The actual map used in the AvA match depends on what kind of facility the defending team has built. "If you have built a lab level 2 facility, and that's the one that I choose to attack, we'll be playing on a particular map that is a medium-sized lab. If I attack Stew's map and he has a mine level 3, then the map we're playing will match a large mine." And while Breach will be the only Conquest match type at launch, Hi-Rez plans to introduce "resource stealing " missions in the future.
That (or any) particular facility may be won or lost with a match, but Todd explained that in Conquest gameplay, each side might expend different levels of resources and crafted items (such as respawn beacons) in the attempt. These items are carried into the battle on the attacking team's "cargo ship" and once expended, cannot be replenished in-game. Choosing what you bring to the fight in Conquest play can sway the battle in your favor, but what you bring may not be available in time elsewhere on the map if your production can't meet the demands of combat. All this means that agency leaders must be both good combat leaders with plenty of strategic vision, but also skilled at logistics so their agency's reach doesn't exceed its grasp. We look forward to learning more about AvA play from Todd in the coming weeks.

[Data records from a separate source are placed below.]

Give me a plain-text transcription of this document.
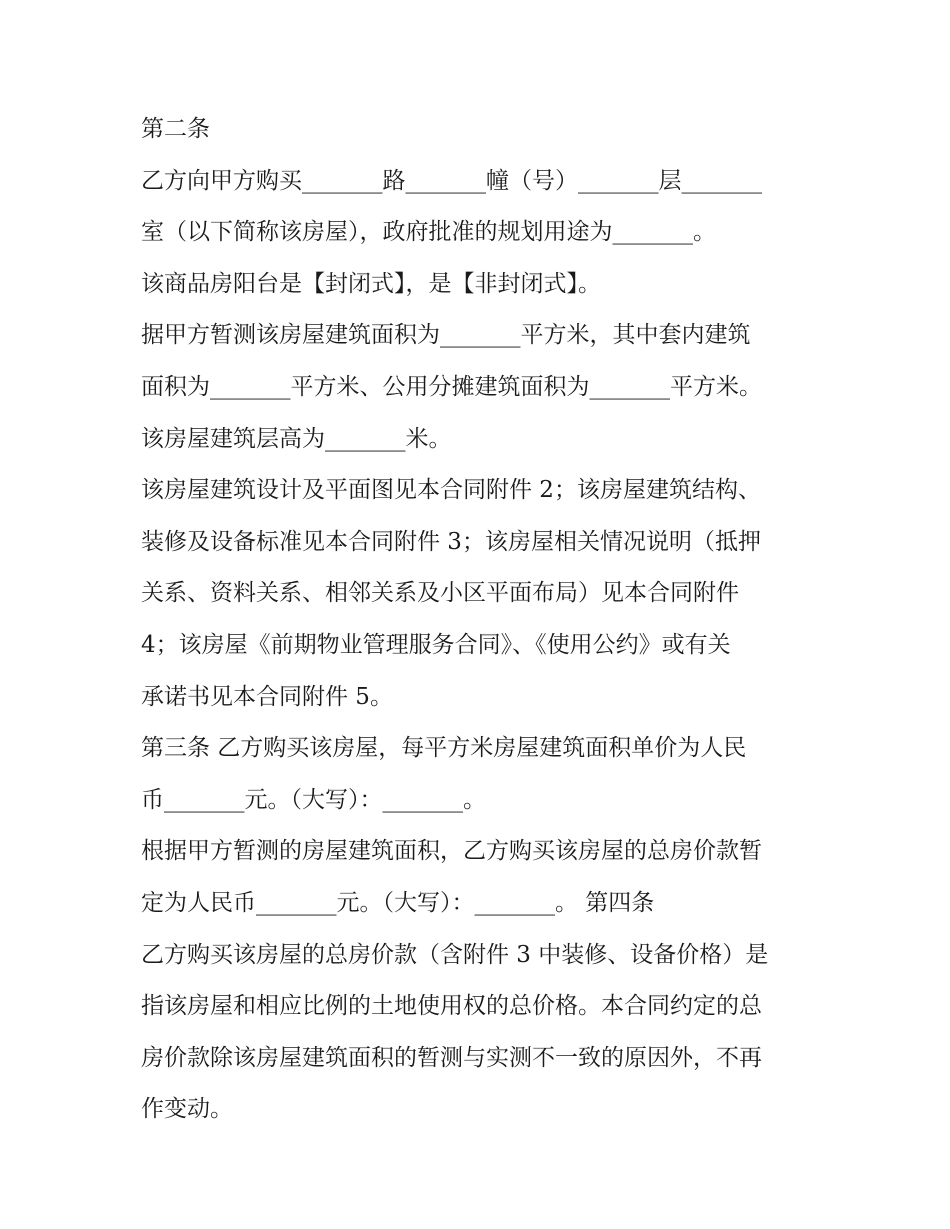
第二条
乙方向甲方购买_______路_______幢（号）_______层_______
室（以下简称该房屋），政府批准的规划用途为_______。
该商品房阳台是【封闭式】，是【非封闭式】。
据甲方暂测该房屋建筑面积为_______平方米，其中套内建筑
面积为_______平方米、公用分摊建筑面积为_______平方米。
该房屋建筑层高为_______米。
该房屋建筑设计及平面图见本合同附件 2；该房屋建筑结构、
装修及设备标准见本合同附件 3；该房屋相关情况说明（抵押
关系、资料关系、相邻关系及小区平面布局）见本合同附件
4；该房屋《前期物业管理服务合同》、《使用公约》或有关
承诺书见本合同附件 5。
第三条 乙方购买该房屋，每平方米房屋建筑面积单价为人民
币_______元。（大写）：_______。
根据甲方暂测的房屋建筑面积，乙方购买该房屋的总房价款暂
定为人民币_______元。（大写）：_______。 第四条
乙方购买该房屋的总房价款（含附件 3 中装修、设备价格）是
指该房屋和相应比例的土地使用权的总价格。本合同约定的总
房价款除该房屋建筑面积的暂测与实测不一致的原因外，不再
作变动。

The promise of Global Agenda is an MMOG that has both the story and comfort level to convert shooter-averse MMORPG fans into territory conquering PvPers, yet has enough grit to appeal to hardcore shooter fans. While the maps mission types may seem familiar, interesting twists such as jetpacks and movable, destructible respawn beacons may change the contours of now conventional online shooter gameplay. That Global Agenda ties all this and more into a full, persistent, large-scale PvP oriented package makes this title one to watch in early 2010.
We like to thank Todd, Michal, and the Global Agenda team for putting together this interview us during a busy holiday season, and look forward to learning more about Conquest gameplay in the weeks to come.